Military veteran David Robinson II has been searching for his youngest son Daniel, 24, for three months.

Daniel was born without a left hand but it did not prevent him from playing everything from football to the trombone. Graduating with honours from the College of Charleston, the amateur rock collector followed his heart into the field of geology.

His father remembers him as mild-mannered but funny, the kind of person that "brings everybody together".

Daniel was last seen leaving his job site in Buckeye, Arizona in his blue-grey Jeep Renegade.

A local rancher found the vehicle in a ravine about two months ago, but the trail has since run cold.

David still has faith his son is alive and he has moved to Arizona, upending his own life, to keep the pressure on investigators.

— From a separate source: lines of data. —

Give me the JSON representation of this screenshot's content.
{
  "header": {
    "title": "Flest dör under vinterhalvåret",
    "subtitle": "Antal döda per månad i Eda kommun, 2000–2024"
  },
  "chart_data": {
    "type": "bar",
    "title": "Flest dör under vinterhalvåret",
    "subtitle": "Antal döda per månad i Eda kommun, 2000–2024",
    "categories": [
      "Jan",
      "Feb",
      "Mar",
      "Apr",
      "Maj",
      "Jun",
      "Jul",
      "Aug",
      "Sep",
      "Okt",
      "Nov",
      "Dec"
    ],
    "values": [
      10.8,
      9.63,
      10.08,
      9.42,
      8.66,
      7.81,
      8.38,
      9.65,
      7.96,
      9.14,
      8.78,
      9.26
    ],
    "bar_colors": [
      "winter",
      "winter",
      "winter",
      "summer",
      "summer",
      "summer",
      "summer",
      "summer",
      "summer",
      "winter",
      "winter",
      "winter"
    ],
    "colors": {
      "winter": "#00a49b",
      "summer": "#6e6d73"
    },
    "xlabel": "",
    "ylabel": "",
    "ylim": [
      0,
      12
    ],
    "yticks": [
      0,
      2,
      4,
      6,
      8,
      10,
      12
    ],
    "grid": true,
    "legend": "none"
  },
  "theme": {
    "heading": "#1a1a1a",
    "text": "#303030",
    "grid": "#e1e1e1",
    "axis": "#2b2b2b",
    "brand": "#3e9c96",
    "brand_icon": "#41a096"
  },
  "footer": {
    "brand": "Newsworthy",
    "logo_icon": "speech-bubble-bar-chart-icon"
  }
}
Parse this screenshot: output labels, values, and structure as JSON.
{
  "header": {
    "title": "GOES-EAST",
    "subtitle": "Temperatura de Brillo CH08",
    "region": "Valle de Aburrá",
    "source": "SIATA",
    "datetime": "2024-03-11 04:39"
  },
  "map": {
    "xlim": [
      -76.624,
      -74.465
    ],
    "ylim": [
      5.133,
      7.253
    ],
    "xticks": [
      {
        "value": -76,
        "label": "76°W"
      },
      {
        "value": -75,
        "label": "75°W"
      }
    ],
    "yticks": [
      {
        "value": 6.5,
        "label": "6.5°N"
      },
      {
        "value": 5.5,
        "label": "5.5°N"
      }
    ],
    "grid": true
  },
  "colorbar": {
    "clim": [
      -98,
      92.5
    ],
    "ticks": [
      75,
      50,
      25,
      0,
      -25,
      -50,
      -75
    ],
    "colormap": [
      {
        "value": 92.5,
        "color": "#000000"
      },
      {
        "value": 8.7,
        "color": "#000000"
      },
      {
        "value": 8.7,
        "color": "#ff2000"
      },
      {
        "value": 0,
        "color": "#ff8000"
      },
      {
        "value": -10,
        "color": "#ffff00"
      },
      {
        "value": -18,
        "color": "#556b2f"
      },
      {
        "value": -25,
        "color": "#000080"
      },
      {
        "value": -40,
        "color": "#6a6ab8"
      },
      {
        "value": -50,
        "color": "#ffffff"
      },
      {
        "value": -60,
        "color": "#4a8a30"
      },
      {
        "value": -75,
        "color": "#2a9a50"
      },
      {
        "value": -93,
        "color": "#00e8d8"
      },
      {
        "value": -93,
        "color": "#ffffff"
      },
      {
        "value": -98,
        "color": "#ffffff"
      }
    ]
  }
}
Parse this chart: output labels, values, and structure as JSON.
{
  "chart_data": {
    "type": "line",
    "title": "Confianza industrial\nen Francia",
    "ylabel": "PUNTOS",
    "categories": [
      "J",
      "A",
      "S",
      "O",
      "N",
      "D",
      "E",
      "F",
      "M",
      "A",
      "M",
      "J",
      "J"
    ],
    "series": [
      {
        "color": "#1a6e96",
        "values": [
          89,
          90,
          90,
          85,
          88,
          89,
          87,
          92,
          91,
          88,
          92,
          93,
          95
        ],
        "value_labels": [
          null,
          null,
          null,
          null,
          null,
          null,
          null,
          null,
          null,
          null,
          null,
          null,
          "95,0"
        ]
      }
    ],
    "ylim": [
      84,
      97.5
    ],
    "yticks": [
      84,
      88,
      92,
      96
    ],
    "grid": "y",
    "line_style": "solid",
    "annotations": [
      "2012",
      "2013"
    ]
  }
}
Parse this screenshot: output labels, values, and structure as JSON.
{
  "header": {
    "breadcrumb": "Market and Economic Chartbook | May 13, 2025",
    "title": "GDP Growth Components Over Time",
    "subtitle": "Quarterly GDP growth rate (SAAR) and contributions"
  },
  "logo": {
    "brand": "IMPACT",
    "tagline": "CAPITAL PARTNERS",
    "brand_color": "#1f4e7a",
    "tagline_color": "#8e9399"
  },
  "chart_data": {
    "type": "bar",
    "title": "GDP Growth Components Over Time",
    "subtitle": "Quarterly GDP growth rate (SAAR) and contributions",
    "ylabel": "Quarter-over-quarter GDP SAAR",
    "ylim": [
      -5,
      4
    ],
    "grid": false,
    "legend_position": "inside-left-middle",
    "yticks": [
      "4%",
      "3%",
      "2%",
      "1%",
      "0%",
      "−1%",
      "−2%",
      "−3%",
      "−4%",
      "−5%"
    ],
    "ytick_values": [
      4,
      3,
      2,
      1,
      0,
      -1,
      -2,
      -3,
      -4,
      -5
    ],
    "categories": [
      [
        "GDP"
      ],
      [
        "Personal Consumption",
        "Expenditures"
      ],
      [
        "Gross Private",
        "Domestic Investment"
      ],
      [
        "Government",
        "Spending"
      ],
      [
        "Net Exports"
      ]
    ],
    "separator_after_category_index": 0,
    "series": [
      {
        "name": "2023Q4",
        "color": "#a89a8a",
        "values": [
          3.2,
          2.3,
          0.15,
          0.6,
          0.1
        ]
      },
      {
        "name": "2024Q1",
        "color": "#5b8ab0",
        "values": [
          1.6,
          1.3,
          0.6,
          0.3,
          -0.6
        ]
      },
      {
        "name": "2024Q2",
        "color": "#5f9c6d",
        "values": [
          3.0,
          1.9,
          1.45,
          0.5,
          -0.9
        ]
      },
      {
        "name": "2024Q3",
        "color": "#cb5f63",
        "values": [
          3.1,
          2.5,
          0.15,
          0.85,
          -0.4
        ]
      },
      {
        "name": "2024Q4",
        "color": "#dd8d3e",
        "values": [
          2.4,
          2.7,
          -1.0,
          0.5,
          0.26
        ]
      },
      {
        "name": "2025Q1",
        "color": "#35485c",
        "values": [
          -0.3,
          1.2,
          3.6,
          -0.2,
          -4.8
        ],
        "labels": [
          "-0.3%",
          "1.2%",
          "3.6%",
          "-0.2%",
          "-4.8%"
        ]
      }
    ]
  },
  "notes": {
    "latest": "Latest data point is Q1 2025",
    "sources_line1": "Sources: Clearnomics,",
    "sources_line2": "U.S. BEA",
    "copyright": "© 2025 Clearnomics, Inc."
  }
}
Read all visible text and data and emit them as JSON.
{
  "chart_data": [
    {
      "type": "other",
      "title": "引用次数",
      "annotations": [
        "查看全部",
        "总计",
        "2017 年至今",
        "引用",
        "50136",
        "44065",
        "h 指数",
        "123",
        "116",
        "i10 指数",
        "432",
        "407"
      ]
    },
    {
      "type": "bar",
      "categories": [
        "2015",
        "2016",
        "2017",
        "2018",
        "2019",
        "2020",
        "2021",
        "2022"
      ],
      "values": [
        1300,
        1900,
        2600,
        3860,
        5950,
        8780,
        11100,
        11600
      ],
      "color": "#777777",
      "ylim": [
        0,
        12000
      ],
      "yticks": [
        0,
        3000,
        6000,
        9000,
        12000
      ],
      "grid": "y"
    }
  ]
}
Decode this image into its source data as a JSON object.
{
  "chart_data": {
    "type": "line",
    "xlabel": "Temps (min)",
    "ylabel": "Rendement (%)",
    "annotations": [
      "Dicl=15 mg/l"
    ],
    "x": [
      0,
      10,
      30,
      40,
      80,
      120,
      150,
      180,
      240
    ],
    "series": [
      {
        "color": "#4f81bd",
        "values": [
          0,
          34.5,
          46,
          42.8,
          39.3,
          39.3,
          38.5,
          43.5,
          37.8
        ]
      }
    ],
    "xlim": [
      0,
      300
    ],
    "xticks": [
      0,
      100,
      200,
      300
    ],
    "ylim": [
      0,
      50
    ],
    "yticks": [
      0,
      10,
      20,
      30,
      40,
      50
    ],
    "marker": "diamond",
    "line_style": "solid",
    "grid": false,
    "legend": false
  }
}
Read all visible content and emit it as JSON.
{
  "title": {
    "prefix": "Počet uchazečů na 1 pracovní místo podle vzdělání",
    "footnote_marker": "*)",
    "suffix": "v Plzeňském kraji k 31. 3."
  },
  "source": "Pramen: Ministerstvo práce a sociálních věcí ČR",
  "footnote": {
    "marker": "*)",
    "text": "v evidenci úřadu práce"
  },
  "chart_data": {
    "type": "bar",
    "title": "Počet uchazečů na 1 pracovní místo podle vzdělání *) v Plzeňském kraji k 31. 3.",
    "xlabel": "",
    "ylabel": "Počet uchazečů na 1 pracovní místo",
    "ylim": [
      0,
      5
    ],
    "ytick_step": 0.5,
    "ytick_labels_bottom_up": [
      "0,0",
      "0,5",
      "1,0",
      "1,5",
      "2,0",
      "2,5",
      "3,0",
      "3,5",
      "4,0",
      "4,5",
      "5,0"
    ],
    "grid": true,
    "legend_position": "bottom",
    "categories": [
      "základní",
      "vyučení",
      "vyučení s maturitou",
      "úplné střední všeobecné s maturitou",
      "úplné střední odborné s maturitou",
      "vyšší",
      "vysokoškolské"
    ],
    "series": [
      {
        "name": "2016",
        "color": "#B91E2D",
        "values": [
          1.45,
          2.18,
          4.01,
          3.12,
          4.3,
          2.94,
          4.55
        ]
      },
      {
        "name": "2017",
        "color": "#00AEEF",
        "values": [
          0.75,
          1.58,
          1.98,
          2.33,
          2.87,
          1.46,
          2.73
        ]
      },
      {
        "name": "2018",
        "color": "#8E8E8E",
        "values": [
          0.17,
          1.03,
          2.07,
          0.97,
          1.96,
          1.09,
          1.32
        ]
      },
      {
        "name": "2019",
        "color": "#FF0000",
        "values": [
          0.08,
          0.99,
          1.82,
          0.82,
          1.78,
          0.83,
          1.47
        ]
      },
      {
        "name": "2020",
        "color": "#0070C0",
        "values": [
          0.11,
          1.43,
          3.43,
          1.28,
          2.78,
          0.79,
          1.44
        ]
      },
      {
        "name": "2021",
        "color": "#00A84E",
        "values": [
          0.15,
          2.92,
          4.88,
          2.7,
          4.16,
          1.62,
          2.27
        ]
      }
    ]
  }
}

Buckeye police have sent out off-road vehicles, drones and dogs, but he says their efforts have not been serious. He claims to have conducted his own search operations with over 200 volunteers nonstop for seven weeks.

The family has also set up a GoFundMe and a petition to support their efforts, but David fears precious time has been lost.

The massive interest in Gabby Petito's disappearance has left him with mixed emotions.

"To become a national story, to have the FBI and other agencies working on it, it's everything I wanted for my son," he says.

"The sad part is the family had to grieve the outcome [her death], but they have a little sense of closure. I don't have any.
When his friend Lauren Cho walked away from their bus, Cody Orell saw that she was upset about something, but did not think much of it.

"I didn't pry into it then, but of course now I wish..." he told the local Hi-Desert Star newspaper in July.

Known to her friends as "El", Ms Cho, 30, sang soprano as a teen and went on to become a music teacher.

In search of a fresh start, she quit her job over the winter and joined Mr Orell's cross-country road trip.

She reportedly planned to run a food truck at their final destination: Bombay Beach, California.

But later, the duo would use their converted bus as living quarters and Ms Cho would become a private chef to her friend's Airbnb nearby.

On 28 June, when she walked away from their bus home, she took no phone, food or water.

Search and rescue operations could not even find her tracks. A police helicopter has found no trace.

The Petito case has drawn interest anew in Ms Cho's disappearance.

On a Facebook page called "Find Lauren Cho", its administrators wrote: "We realise that on the surface, the public information for both cases share some similarities. Ultimately, these two cases are NOT the same and the differences run deeper than what meets the public eye."

"Somebody knows something," they concluded hopefully.